Now, if you still need to be involved even after all my sarcastic and mean-spirited derision of crypto, for heaven’s sake, please only use a small amount you can afford to lose. It is gambling — pure and simple. You could get lucky, but probably not. If you want to gamble, then go to Vegas and at least have a fun time. The Crypto Craze has been fueled by low interest rates, excess money, and good old-fashioned greed. Better pray the Fed keeps the liquidity bubble going. 

Once everything gets quoted in Bitcoin instead of dollars, then I will eat my words. But even Tesla, which bought $1.5 billion Bitcoin, stopped accepting payments in Bitcoin! I am sure it was all because of Elon Musk’s environmental concerns due to the massive electricity required to “mine” a coin, and nothing to do with the nightmare it was causing in accounting due to the volatility.

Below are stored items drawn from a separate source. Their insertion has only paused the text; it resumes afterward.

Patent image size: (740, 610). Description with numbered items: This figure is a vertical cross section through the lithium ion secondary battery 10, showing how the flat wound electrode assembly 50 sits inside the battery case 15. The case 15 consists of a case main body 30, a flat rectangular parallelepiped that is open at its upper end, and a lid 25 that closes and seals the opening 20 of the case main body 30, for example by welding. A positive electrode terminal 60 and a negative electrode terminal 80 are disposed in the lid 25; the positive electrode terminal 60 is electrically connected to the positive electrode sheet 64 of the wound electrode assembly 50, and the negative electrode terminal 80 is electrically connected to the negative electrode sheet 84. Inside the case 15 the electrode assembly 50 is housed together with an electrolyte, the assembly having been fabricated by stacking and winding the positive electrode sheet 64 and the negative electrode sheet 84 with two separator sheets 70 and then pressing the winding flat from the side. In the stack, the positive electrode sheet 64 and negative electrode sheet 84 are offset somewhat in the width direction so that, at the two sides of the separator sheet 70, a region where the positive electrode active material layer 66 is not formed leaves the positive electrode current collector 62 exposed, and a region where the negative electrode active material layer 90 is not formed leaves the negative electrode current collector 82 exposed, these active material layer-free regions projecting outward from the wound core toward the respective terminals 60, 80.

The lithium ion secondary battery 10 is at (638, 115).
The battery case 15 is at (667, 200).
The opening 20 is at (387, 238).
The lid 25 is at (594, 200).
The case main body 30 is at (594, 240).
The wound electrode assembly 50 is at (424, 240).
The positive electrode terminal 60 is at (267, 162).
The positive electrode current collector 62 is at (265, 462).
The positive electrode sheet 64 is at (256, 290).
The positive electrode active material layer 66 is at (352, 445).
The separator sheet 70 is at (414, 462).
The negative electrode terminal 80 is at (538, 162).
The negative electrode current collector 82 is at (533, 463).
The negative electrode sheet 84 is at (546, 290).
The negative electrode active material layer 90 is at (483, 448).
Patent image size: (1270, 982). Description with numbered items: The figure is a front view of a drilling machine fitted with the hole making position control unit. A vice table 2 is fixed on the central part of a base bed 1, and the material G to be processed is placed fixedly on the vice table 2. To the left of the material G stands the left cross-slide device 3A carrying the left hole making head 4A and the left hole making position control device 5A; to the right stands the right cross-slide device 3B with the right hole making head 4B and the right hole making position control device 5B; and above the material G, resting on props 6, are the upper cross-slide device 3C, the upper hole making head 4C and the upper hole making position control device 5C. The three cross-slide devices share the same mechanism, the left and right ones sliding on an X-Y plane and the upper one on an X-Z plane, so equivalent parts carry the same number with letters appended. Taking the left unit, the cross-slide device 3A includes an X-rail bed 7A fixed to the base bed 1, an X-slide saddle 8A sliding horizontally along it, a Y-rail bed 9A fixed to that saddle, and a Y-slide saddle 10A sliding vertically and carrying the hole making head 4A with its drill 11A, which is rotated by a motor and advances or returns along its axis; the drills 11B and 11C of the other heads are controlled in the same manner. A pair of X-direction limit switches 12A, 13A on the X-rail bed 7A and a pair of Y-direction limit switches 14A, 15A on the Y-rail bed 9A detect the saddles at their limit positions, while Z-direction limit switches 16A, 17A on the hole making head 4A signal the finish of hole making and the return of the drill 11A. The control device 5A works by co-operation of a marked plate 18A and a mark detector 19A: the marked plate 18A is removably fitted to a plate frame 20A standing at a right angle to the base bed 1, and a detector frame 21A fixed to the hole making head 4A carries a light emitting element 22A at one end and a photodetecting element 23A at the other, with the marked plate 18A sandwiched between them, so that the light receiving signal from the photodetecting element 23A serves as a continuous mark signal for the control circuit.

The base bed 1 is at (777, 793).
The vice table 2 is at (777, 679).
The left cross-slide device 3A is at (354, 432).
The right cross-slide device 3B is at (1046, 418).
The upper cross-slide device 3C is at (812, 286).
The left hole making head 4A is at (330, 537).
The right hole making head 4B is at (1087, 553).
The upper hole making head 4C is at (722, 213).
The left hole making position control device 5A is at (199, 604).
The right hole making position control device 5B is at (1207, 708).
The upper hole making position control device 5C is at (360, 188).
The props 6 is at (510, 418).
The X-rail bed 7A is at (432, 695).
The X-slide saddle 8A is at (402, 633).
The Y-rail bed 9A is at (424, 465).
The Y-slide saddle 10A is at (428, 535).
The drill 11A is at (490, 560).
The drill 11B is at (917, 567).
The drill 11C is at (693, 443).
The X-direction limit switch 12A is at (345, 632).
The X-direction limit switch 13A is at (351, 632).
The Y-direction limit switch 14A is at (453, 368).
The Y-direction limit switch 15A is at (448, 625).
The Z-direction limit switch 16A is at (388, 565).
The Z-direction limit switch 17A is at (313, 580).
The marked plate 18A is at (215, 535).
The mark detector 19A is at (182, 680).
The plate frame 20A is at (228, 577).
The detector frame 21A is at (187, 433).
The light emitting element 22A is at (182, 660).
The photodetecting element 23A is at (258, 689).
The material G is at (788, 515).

Blockchain technology and cryptocurrency are not the same thing.

Blockchain is a real technology with the promise to improve many of the processes and transactions of our society, but nothing definitive has come of it yet. Cryptocurrencies are touted as a medium of exchange or an asset. But let us be straight forward: The reason everyone is interested in them is because they have gone up. Anything can go up if people throw their money at it, but that does not mean it has any intrinsic value or utility. People are just chasing a fad. It is a classic bubble fueled by easy money. 

As readers know, I am no fan of the central bank and government monetary/fiscal irresponsibility. I certainly sympathize with the idea of an alternate medium of exchange or unit of account that could not be manipulated by the government. Gold has even had a checkered history of trying to provide this function. Unfortunately, cryptocurrencies will not be able to perform this function. You also cannot have hundreds or thousands of cryptos for use in this manner — it does not make any practical sense. Their own success is the basis for their ultimate failure. 

Governments, as slow as ever, are catching up to the cryptocurrency craze and placing on new controls every day.

Much of this action is valid to reduce fraud and criminal activity but also to control the flow of capital. Governments don’t typically like competition and alternatives for their currencies. Don’t think it can happen in the U.S.? Look up Executive Order 6102, signed on April 5, 1933, by FDR that forbade ownership of gold in excess of $100 and required all persons to deliver excess quantities in exchange for $20.67/ounce. 

As to the timing of when all this Crypto craziness will end, I simply do not know. Calling the top of bubbles is next to impossible. My best guesses are either some sort of government-induced restriction or monetary tightening by the Fed. Resist the “get rich quick” mentality that incentivizes people to chase the crowd. It is the classic Siren’s song that is once again calling to the unwary. Better to steer clear.